Il s’agit de la toile improprement appelée la Ronde de Nuit par quelques écrivains français de la fin du XVIIIe siècle, et par Reynolds dans son pèlerinage aux œuvres de son dieu ; au temps où la peinture, enfumée par la tourbe des poêles, étant mal éclairée au Trippenhuis, ne montrait plus que de lointains fantômes, s’agitant derrière l’écran de mica orangé de ses vernis opaques.

Fromentin n’a pu la voir, très rapidement [1], que dans ces conditions déplorables, et ses appréciations admiratives, nuancées de tant de réticences, ne peuvent se référer qu’à cet aspect momentané. D’ailleurs, il ignorait que le tableau fut morcelé et sensiblement réduit dans les deux sens et que sa composition, qu’il critique avant tout, fut toute déséquilibrée par la suppression de deux figures à gauche, de la moitié du tambour à droite et par l’enlèvement d’une large bande de terrain, lors de son transfert dans la salle du Conseil de guerre, à l’Hôtel de Ville d’Amsterdam.

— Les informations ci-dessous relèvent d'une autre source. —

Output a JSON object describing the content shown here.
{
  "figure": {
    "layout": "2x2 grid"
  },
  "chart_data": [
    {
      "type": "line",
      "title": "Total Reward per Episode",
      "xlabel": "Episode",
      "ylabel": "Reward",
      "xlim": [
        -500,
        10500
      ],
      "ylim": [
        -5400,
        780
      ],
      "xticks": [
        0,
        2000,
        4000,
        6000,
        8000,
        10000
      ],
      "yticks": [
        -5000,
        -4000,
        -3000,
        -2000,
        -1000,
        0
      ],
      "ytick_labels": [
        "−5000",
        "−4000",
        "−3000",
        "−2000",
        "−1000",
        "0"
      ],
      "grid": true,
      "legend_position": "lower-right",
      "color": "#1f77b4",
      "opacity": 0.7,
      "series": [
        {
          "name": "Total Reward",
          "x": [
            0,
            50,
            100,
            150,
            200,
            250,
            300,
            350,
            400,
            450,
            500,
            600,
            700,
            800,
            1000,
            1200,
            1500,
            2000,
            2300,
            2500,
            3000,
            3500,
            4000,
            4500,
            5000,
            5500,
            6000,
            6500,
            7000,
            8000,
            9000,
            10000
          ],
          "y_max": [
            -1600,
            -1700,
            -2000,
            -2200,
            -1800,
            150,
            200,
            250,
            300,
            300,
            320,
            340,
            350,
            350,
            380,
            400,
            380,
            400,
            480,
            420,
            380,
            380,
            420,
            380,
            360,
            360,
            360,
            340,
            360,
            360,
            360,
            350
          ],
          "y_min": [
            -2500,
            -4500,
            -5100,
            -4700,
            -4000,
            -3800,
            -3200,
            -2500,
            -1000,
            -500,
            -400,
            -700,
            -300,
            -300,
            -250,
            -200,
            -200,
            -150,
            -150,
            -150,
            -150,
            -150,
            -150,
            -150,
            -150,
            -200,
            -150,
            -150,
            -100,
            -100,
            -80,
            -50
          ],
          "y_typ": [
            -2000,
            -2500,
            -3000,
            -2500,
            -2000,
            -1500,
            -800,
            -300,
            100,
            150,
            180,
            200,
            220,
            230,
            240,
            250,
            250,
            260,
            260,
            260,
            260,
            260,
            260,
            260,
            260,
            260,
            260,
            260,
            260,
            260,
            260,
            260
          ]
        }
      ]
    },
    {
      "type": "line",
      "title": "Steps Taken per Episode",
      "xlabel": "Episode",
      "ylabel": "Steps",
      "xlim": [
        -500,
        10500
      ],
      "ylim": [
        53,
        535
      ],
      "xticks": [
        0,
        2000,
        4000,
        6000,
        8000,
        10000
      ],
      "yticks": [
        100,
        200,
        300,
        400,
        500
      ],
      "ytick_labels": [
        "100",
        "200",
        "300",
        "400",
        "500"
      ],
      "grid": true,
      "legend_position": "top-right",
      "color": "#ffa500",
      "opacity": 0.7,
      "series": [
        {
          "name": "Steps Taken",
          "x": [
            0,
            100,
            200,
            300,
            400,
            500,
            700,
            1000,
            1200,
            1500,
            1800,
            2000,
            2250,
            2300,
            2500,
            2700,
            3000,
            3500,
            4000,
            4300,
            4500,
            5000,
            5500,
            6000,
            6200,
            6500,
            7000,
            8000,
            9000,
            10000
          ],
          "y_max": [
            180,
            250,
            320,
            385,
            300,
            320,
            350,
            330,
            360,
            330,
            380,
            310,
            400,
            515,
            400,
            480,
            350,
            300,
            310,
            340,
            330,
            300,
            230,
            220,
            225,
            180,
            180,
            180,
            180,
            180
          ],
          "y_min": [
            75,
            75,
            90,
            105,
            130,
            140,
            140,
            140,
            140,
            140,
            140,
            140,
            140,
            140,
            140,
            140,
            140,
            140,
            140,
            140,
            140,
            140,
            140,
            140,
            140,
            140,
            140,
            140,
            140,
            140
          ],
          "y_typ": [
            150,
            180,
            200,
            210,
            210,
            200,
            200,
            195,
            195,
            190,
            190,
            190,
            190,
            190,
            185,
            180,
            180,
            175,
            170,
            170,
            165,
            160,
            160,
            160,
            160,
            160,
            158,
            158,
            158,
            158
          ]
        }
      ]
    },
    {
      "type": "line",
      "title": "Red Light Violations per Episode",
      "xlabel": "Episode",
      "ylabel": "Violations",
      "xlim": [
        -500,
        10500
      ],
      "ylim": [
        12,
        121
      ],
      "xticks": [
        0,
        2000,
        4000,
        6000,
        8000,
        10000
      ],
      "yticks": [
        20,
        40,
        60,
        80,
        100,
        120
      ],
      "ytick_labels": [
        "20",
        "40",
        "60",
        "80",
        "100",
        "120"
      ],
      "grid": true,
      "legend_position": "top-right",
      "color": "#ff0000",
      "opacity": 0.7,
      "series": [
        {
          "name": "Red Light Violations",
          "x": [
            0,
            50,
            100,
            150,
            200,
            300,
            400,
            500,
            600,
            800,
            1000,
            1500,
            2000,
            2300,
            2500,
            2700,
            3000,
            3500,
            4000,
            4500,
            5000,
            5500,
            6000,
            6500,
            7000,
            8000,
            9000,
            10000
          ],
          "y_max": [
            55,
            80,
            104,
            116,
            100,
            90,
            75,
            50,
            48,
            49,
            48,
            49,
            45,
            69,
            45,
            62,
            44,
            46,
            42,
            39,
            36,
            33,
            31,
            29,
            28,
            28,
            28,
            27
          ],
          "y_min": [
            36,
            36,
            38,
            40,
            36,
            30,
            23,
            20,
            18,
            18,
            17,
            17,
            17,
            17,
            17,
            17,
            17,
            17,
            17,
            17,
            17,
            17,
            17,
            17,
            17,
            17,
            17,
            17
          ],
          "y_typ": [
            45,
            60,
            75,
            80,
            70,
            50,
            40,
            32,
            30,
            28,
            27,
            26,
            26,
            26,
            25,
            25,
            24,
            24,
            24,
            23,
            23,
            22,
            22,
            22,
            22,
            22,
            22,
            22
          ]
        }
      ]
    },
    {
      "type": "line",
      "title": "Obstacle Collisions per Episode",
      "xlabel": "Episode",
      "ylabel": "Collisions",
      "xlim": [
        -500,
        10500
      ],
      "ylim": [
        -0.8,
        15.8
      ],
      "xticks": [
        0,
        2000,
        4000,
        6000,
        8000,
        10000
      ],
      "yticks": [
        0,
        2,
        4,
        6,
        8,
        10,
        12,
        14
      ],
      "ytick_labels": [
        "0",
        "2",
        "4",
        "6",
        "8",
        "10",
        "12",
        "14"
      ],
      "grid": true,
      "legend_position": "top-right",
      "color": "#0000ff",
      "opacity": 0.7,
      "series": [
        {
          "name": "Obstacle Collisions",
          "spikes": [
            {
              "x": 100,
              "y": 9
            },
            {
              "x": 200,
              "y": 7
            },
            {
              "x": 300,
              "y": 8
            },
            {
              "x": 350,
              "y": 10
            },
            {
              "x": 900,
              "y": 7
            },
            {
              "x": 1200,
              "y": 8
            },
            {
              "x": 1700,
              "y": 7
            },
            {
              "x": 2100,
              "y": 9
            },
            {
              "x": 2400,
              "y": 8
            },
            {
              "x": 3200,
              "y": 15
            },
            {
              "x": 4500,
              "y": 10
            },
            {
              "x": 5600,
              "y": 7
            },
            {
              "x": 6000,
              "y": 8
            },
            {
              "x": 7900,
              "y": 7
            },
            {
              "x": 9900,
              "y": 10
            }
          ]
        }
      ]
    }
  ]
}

Cette mutilation, longtemps niée par les écrivains d’art hollandais, a donné lieu au printemps de 1918 à une émotion assez vive parmi les dévots de Rembrandt. Quelqu’un prétendait détenir les deux coupons de la Ronde de Nuit détachés du chef-d’œuvre, en 1715, et s’offrit à les vendre à l’État hollandais, puis au Louvre. L’existence de ces reliques est rationnelle ; on n’a pas dû détruire ces importants fragments d’un tableau,

  1. Il n’est resté que quatre jours à Amsterdam du 17 au 20 juillet 1875 pour voir la ville, les deux musées et les collections Six et Van der Hoop.